Derive the equations of uniformly accelerated motion by the graphical method.

(N/A) Let the velocity of the particle at $t=0$ be $v_{0}$ and at time $t$ be $v$.
$1$. First Equation of Motion $(v = v_{0} + at)$:
The acceleration $a$ is the slope of the velocity-time graph line $AB$.

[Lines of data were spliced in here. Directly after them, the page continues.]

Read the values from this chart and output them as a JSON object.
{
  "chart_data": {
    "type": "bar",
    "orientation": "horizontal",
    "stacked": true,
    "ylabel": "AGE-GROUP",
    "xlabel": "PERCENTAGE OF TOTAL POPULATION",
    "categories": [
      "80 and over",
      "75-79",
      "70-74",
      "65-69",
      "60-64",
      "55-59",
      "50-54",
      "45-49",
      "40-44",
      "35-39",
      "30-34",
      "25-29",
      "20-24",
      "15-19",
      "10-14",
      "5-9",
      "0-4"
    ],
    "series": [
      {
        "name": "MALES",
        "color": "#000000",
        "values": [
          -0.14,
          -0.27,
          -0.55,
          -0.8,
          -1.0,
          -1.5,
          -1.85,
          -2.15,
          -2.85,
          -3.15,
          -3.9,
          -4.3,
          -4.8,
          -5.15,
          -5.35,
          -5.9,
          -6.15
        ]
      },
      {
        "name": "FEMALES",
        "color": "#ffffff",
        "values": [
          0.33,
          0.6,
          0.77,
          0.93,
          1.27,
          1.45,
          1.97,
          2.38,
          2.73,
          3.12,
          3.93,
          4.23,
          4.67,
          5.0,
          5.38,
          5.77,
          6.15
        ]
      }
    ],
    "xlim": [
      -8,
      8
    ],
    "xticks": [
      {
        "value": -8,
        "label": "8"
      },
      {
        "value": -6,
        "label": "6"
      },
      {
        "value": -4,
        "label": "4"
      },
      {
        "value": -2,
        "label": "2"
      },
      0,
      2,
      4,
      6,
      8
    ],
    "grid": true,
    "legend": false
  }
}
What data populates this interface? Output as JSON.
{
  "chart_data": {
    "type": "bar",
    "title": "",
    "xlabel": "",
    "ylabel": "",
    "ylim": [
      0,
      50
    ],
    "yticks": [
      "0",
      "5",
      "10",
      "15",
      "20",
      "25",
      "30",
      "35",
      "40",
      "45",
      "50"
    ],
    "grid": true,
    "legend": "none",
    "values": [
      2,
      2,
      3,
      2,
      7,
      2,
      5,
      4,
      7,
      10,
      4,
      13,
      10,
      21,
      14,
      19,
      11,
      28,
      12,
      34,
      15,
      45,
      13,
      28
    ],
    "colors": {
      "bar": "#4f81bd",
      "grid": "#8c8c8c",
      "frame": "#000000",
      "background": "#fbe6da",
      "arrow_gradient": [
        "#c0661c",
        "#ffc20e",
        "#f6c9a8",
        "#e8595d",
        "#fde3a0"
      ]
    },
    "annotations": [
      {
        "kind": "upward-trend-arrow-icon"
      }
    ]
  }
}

$a = \text{slope} = \frac{v - v_{0}}{t - 0} = \frac{v - v_{0}}{t}$
$\therefore v = v_{0} + at$.
$2$. Second Equation of Motion $(x = v_{0}t + \frac{1}{2}at^{2})$:
The displacement $x$ is the area under the $v-t$ graph (trapezium $OABD$).
$x = \text{Area of rectangle } OACD + \text{Area of } \Delta ACB$
$x = (v_{0} \times t) + \frac{1}{2} \times (t) \times (v - v_{0})$
Since $(v - v_{0}) = at$,we get:
$x = v_{0}t + \frac{1}{2}at^{2}$.
$3$. Third Equation of Motion $(v^{2} - v_{0}^{2} = 2ax)$:
The displacement $x$ is the area of the trapezium $OABD$.
$x = \frac{1}{2} \times (\text{sum of parallel sides}) \times \text{height}$
$x = \frac{1}{2} (v_{0} + v) \times t$
Since $t = \frac{v - v_{0}}{a}$,we substitute $t$:
$x = \frac{1}{2} (v + v_{0}) \times \frac{(v - v_{0})}{a}$
$2ax = v^{2} - v_{0}^{2}$
$\therefore v^{2} = v_{0}^{2} + 2ax$.